Energy Transfer Equity announced early Wednesday it has called off a merger agreement with Tulsa's Williams Companies.
Tulsa Mayor Dewey Bartlett and Tulsa Regional Chamber officials held a news conference to discuss Energy Transfer Equity's cancellation of Williams Companies merger.
""It terms of days for Tulsa, it doesn't get much better than this," said Chamber of Commerce representative Jeff Dunn. Dunn held up the latest paperwork concerning the merger - now labeled with the letters "R.I.P."
The deadline for the merger was June 28. Energy Transfer Equity released a statement early Wednesday saying it was entitled to terminate the agreement.
That announcement comes after a Delaware judge Friday ruled that ETE could terminate the deal after its lawyers said they would not be able to deliver a tax opinion needed for the deal to close.
On Monday, 80-percent of William Companies shareholders voted for the merger. Following the vote, Williams said that it would continue its legal fight for the merger with Energy Transfer Equity.
Wednesday morning, Williams Companies released a statement:
Williams issued the following statement:
"Williams does not believe ETE had a right to terminate the Merger Agreement because ETE breached the Merger Agreement by (among other reasons) failing to cooperate and use necessary efforts to satisfy the conditions to closing, including delivery of Latham & Watkins LLP’s Section 721(a) tax opinion. Accordingly, on June 27, 2016, Williams filed an appeal with the Delaware Supreme Court in connection with the Delaware Court of Chancery's June 24, 2016 ruling relating to the Merger Agreement between Williams and ETE.

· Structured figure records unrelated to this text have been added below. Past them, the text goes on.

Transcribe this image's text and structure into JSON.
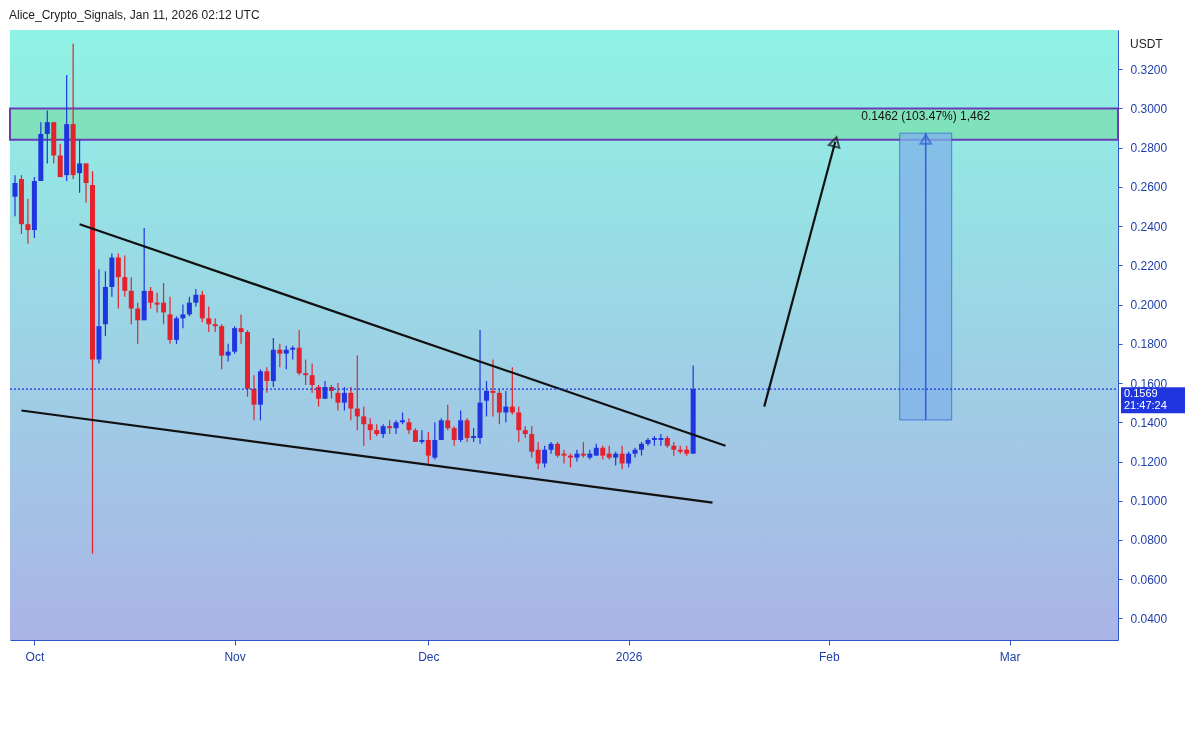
{
  "chart_data": {
    "type": "candlestick",
    "title": "Alice_Crypto_Signals, Jan 11, 2026 02:12 UTC",
    "ylabel": "USDT",
    "x": [
      "2025-09-28",
      "2025-09-29",
      "2025-09-30",
      "2025-10-01",
      "2025-10-02",
      "2025-10-03",
      "2025-10-04",
      "2025-10-05",
      "2025-10-06",
      "2025-10-07",
      "2025-10-08",
      "2025-10-09",
      "2025-10-10",
      "2025-10-11",
      "2025-10-12",
      "2025-10-13",
      "2025-10-14",
      "2025-10-15",
      "2025-10-16",
      "2025-10-17",
      "2025-10-18",
      "2025-10-19",
      "2025-10-20",
      "2025-10-21",
      "2025-10-22",
      "2025-10-23",
      "2025-10-24",
      "2025-10-25",
      "2025-10-26",
      "2025-10-27",
      "2025-10-28",
      "2025-10-29",
      "2025-10-30",
      "2025-10-31",
      "2025-11-01",
      "2025-11-02",
      "2025-11-03",
      "2025-11-04",
      "2025-11-05",
      "2025-11-06",
      "2025-11-07",
      "2025-11-08",
      "2025-11-09",
      "2025-11-10",
      "2025-11-11",
      "2025-11-12",
      "2025-11-13",
      "2025-11-14",
      "2025-11-15",
      "2025-11-16",
      "2025-11-17",
      "2025-11-18",
      "2025-11-19",
      "2025-11-20",
      "2025-11-21",
      "2025-11-22",
      "2025-11-23",
      "2025-11-24",
      "2025-11-25",
      "2025-11-26",
      "2025-11-27",
      "2025-11-28",
      "2025-11-29",
      "2025-11-30",
      "2025-12-01",
      "2025-12-02",
      "2025-12-03",
      "2025-12-04",
      "2025-12-05",
      "2025-12-06",
      "2025-12-07",
      "2025-12-08",
      "2025-12-09",
      "2025-12-10",
      "2025-12-11",
      "2025-12-12",
      "2025-12-13",
      "2025-12-14",
      "2025-12-15",
      "2025-12-16",
      "2025-12-17",
      "2025-12-18",
      "2025-12-19",
      "2025-12-20",
      "2025-12-21",
      "2025-12-22",
      "2025-12-23",
      "2025-12-24",
      "2025-12-25",
      "2025-12-26",
      "2025-12-27",
      "2025-12-28",
      "2025-12-29",
      "2025-12-30",
      "2025-12-31",
      "2026-01-01",
      "2026-01-02",
      "2026-01-03",
      "2026-01-04",
      "2026-01-05",
      "2026-01-06",
      "2026-01-07",
      "2026-01-08",
      "2026-01-09",
      "2026-01-10",
      "2026-01-11"
    ],
    "ohlc": [
      [
        0.255,
        0.266,
        0.245,
        0.262
      ],
      [
        0.264,
        0.266,
        0.236,
        0.241
      ],
      [
        0.241,
        0.254,
        0.231,
        0.238
      ],
      [
        0.238,
        0.265,
        0.234,
        0.263
      ],
      [
        0.263,
        0.293,
        0.263,
        0.287
      ],
      [
        0.287,
        0.299,
        0.272,
        0.293
      ],
      [
        0.293,
        0.293,
        0.272,
        0.276
      ],
      [
        0.276,
        0.282,
        0.265,
        0.265
      ],
      [
        0.266,
        0.317,
        0.263,
        0.292
      ],
      [
        0.292,
        0.333,
        0.264,
        0.266
      ],
      [
        0.267,
        0.284,
        0.257,
        0.272
      ],
      [
        0.272,
        0.272,
        0.252,
        0.262
      ],
      [
        0.261,
        0.268,
        0.073,
        0.172
      ],
      [
        0.172,
        0.218,
        0.17,
        0.189
      ],
      [
        0.19,
        0.217,
        0.184,
        0.209
      ],
      [
        0.209,
        0.226,
        0.204,
        0.224
      ],
      [
        0.224,
        0.226,
        0.198,
        0.214
      ],
      [
        0.214,
        0.225,
        0.204,
        0.207
      ],
      [
        0.207,
        0.214,
        0.19,
        0.198
      ],
      [
        0.198,
        0.201,
        0.18,
        0.192
      ],
      [
        0.192,
        0.239,
        0.192,
        0.207
      ],
      [
        0.207,
        0.209,
        0.198,
        0.201
      ],
      [
        0.201,
        0.206,
        0.196,
        0.2
      ],
      [
        0.201,
        0.211,
        0.19,
        0.196
      ],
      [
        0.195,
        0.204,
        0.18,
        0.182
      ],
      [
        0.182,
        0.194,
        0.18,
        0.193
      ],
      [
        0.193,
        0.2,
        0.188,
        0.195
      ],
      [
        0.195,
        0.204,
        0.194,
        0.201
      ],
      [
        0.201,
        0.208,
        0.199,
        0.205
      ],
      [
        0.205,
        0.207,
        0.191,
        0.193
      ],
      [
        0.193,
        0.199,
        0.186,
        0.19
      ],
      [
        0.19,
        0.193,
        0.186,
        0.189
      ],
      [
        0.189,
        0.19,
        0.167,
        0.174
      ],
      [
        0.174,
        0.18,
        0.171,
        0.176
      ],
      [
        0.176,
        0.189,
        0.175,
        0.188
      ],
      [
        0.188,
        0.195,
        0.18,
        0.186
      ],
      [
        0.186,
        0.187,
        0.153,
        0.157
      ],
      [
        0.157,
        0.164,
        0.141,
        0.149
      ],
      [
        0.149,
        0.167,
        0.141,
        0.166
      ],
      [
        0.166,
        0.168,
        0.155,
        0.161
      ],
      [
        0.161,
        0.183,
        0.158,
        0.177
      ],
      [
        0.177,
        0.18,
        0.168,
        0.175
      ],
      [
        0.175,
        0.179,
        0.167,
        0.177
      ],
      [
        0.177,
        0.179,
        0.172,
        0.178
      ],
      [
        0.178,
        0.187,
        0.164,
        0.165
      ],
      [
        0.165,
        0.172,
        0.159,
        0.164
      ],
      [
        0.164,
        0.17,
        0.155,
        0.159
      ],
      [
        0.158,
        0.159,
        0.148,
        0.152
      ],
      [
        0.152,
        0.161,
        0.152,
        0.158
      ],
      [
        0.158,
        0.159,
        0.152,
        0.156
      ],
      [
        0.155,
        0.16,
        0.146,
        0.15
      ],
      [
        0.15,
        0.158,
        0.146,
        0.155
      ],
      [
        0.155,
        0.158,
        0.141,
        0.147
      ],
      [
        0.147,
        0.174,
        0.136,
        0.143
      ],
      [
        0.143,
        0.148,
        0.128,
        0.139
      ],
      [
        0.139,
        0.142,
        0.131,
        0.136
      ],
      [
        0.136,
        0.139,
        0.133,
        0.134
      ],
      [
        0.134,
        0.139,
        0.132,
        0.138
      ],
      [
        0.138,
        0.141,
        0.134,
        0.137
      ],
      [
        0.137,
        0.141,
        0.134,
        0.14
      ],
      [
        0.14,
        0.145,
        0.139,
        0.141
      ],
      [
        0.14,
        0.142,
        0.134,
        0.136
      ],
      [
        0.136,
        0.137,
        0.13,
        0.13
      ],
      [
        0.13,
        0.136,
        0.129,
        0.131
      ],
      [
        0.131,
        0.135,
        0.119,
        0.123
      ],
      [
        0.122,
        0.14,
        0.121,
        0.131
      ],
      [
        0.131,
        0.142,
        0.131,
        0.141
      ],
      [
        0.141,
        0.149,
        0.136,
        0.137
      ],
      [
        0.137,
        0.138,
        0.128,
        0.131
      ],
      [
        0.131,
        0.146,
        0.13,
        0.141
      ],
      [
        0.141,
        0.142,
        0.13,
        0.132
      ],
      [
        0.132,
        0.137,
        0.13,
        0.133
      ],
      [
        0.132,
        0.187,
        0.129,
        0.15
      ],
      [
        0.151,
        0.161,
        0.143,
        0.156
      ],
      [
        0.156,
        0.172,
        0.143,
        0.155
      ],
      [
        0.155,
        0.157,
        0.139,
        0.145
      ],
      [
        0.145,
        0.156,
        0.14,
        0.148
      ],
      [
        0.148,
        0.168,
        0.144,
        0.145
      ],
      [
        0.145,
        0.148,
        0.13,
        0.136
      ],
      [
        0.136,
        0.138,
        0.132,
        0.134
      ],
      [
        0.134,
        0.138,
        0.122,
        0.125
      ],
      [
        0.126,
        0.13,
        0.116,
        0.119
      ],
      [
        0.119,
        0.128,
        0.117,
        0.126
      ],
      [
        0.126,
        0.13,
        0.124,
        0.129
      ],
      [
        0.129,
        0.13,
        0.122,
        0.123
      ],
      [
        0.124,
        0.126,
        0.119,
        0.123
      ],
      [
        0.123,
        0.124,
        0.117,
        0.122
      ],
      [
        0.122,
        0.126,
        0.12,
        0.124
      ],
      [
        0.124,
        0.13,
        0.122,
        0.123
      ],
      [
        0.122,
        0.126,
        0.121,
        0.124
      ],
      [
        0.123,
        0.129,
        0.123,
        0.127
      ],
      [
        0.127,
        0.128,
        0.121,
        0.123
      ],
      [
        0.124,
        0.128,
        0.121,
        0.122
      ],
      [
        0.122,
        0.125,
        0.118,
        0.124
      ],
      [
        0.124,
        0.128,
        0.116,
        0.119
      ],
      [
        0.119,
        0.125,
        0.117,
        0.124
      ],
      [
        0.124,
        0.127,
        0.122,
        0.126
      ],
      [
        0.126,
        0.13,
        0.123,
        0.129
      ],
      [
        0.129,
        0.132,
        0.128,
        0.131
      ],
      [
        0.131,
        0.133,
        0.128,
        0.132
      ],
      [
        0.131,
        0.134,
        0.128,
        0.132
      ],
      [
        0.132,
        0.133,
        0.127,
        0.128
      ],
      [
        0.128,
        0.13,
        0.123,
        0.126
      ],
      [
        0.126,
        0.128,
        0.124,
        0.125
      ],
      [
        0.126,
        0.128,
        0.123,
        0.124
      ],
      [
        0.124,
        0.169,
        0.124,
        0.1569
      ]
    ],
    "colors": [
      "#1f35e0",
      "#e3222d",
      "#e3222d",
      "#1f35e0",
      "#1f35e0",
      "#1f35e0",
      "#e3222d",
      "#e3222d",
      "#1f35e0",
      "#e3222d",
      "#1f35e0",
      "#e3222d",
      "#e3222d",
      "#1f35e0",
      "#1f35e0",
      "#1f35e0",
      "#e3222d",
      "#e3222d",
      "#e3222d",
      "#e3222d",
      "#1f35e0",
      "#e3222d",
      "#e3222d",
      "#e3222d",
      "#e3222d",
      "#1f35e0",
      "#1f35e0",
      "#1f35e0",
      "#1f35e0",
      "#e3222d",
      "#e3222d",
      "#e3222d",
      "#e3222d",
      "#1f35e0",
      "#1f35e0",
      "#e3222d",
      "#e3222d",
      "#e3222d",
      "#1f35e0",
      "#e3222d",
      "#1f35e0",
      "#e3222d",
      "#1f35e0",
      "#1f35e0",
      "#e3222d",
      "#e3222d",
      "#e3222d",
      "#e3222d",
      "#1f35e0",
      "#e3222d",
      "#e3222d",
      "#1f35e0",
      "#e3222d",
      "#e3222d",
      "#e3222d",
      "#e3222d",
      "#e3222d",
      "#1f35e0",
      "#e3222d",
      "#1f35e0",
      "#1f35e0",
      "#e3222d",
      "#e3222d",
      "#1f35e0",
      "#e3222d",
      "#1f35e0",
      "#1f35e0",
      "#e3222d",
      "#e3222d",
      "#1f35e0",
      "#e3222d",
      "#1f35e0",
      "#1f35e0",
      "#1f35e0",
      "#e3222d",
      "#e3222d",
      "#1f35e0",
      "#e3222d",
      "#e3222d",
      "#e3222d",
      "#e3222d",
      "#e3222d",
      "#1f35e0",
      "#1f35e0",
      "#e3222d",
      "#e3222d",
      "#e3222d",
      "#1f35e0",
      "#e3222d",
      "#1f35e0",
      "#1f35e0",
      "#e3222d",
      "#e3222d",
      "#1f35e0",
      "#e3222d",
      "#1f35e0",
      "#1f35e0",
      "#1f35e0",
      "#1f35e0",
      "#1f35e0",
      "#1f35e0",
      "#e3222d",
      "#e3222d",
      "#e3222d",
      "#e3222d",
      "#1f35e0"
    ],
    "series": [
      {
        "type": "line",
        "color": "#111111",
        "x": [
          "2025-10-08",
          "2026-01-16"
        ],
        "values": [
          0.241,
          0.128
        ],
        "marker": "none"
      },
      {
        "type": "line",
        "color": "#111111",
        "x": [
          "2025-09-29",
          "2026-01-14"
        ],
        "values": [
          0.146,
          0.099
        ],
        "marker": "none"
      },
      {
        "type": "line",
        "color": "#111111",
        "x": [
          "2026-01-22",
          "2026-02-02"
        ],
        "values": [
          0.148,
          0.283
        ],
        "marker": "triangle"
      },
      {
        "type": "bar",
        "color": "#7fb2ea",
        "x": [
          "2026-02-16"
        ],
        "base": [
          0.1412
        ],
        "values": [
          0.1462
        ]
      }
    ],
    "bands": [
      {
        "axis": "y",
        "from": 0.284,
        "to": 0.3,
        "color": "#7fe2bd"
      }
    ],
    "ref_lines": [
      {
        "axis": "y",
        "value": 0.1569,
        "label": "0.1569",
        "color": "#1f35e0",
        "line_style": "dotted"
      }
    ],
    "annotations": [
      {
        "text": "0.1462 (103.47%) 1,462",
        "x": "2026-02-16",
        "y": 0.2874
      },
      "21:47:24"
    ],
    "xlim": [
      "2025-09-28",
      "2026-03-17"
    ],
    "xticks": [
      {
        "value": "2025-10-01",
        "label": "Oct"
      },
      {
        "value": "2025-11-01",
        "label": "Nov"
      },
      {
        "value": "2025-12-01",
        "label": "Dec"
      },
      {
        "value": "2026-01-01",
        "label": "2026"
      },
      {
        "value": "2026-02-01",
        "label": "Feb"
      },
      {
        "value": "2026-03-01",
        "label": "Mar"
      }
    ],
    "ylim": [
      0.029,
      0.34
    ],
    "yticks": [
      {
        "value": 0.04,
        "label": "0.0400"
      },
      {
        "value": 0.06,
        "label": "0.0600"
      },
      {
        "value": 0.08,
        "label": "0.0800"
      },
      {
        "value": 0.1,
        "label": "0.1000"
      },
      {
        "value": 0.12,
        "label": "0.1200"
      },
      {
        "value": 0.14,
        "label": "0.1400"
      },
      {
        "value": 0.16,
        "label": "0.1600"
      },
      {
        "value": 0.18,
        "label": "0.1800"
      },
      {
        "value": 0.2,
        "label": "0.2000"
      },
      {
        "value": 0.22,
        "label": "0.2200"
      },
      {
        "value": 0.24,
        "label": "0.2400"
      },
      {
        "value": 0.26,
        "label": "0.2600"
      },
      {
        "value": 0.28,
        "label": "0.2800"
      },
      {
        "value": 0.3,
        "label": "0.3000"
      },
      {
        "value": 0.32,
        "label": "0.3200"
      }
    ]
  }
}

Williams recognizes the practical fact that ETE has refused to close the merger. Williams has concluded that it is in the best interests of its stockholders to seek, among other remedies, monetary damages from ETE for its breaches. So, while taking appropriate actions to enforce its rights and deliver benefits of the Merger Agreement to its stockholders, Williams will renew its focus on connecting the best natural gas supplies to the best markets.
Williams remains well-positioned to meet the rapidly growing demand for natural gas and experience significant fee-based growth. Williams’ focus on fee-based revenue has produced strong cash flow, and looking forward, Williams expects continued growth from its portfolio of large scale demand driven projects and a fully contracted natural gas transmission business coming on in the balance of 2016, 2017 and 2018."
Last September, Energy Transfer Equity announced it would buy Williams Companies in a cash-and-stock deal valued at about $33 billion.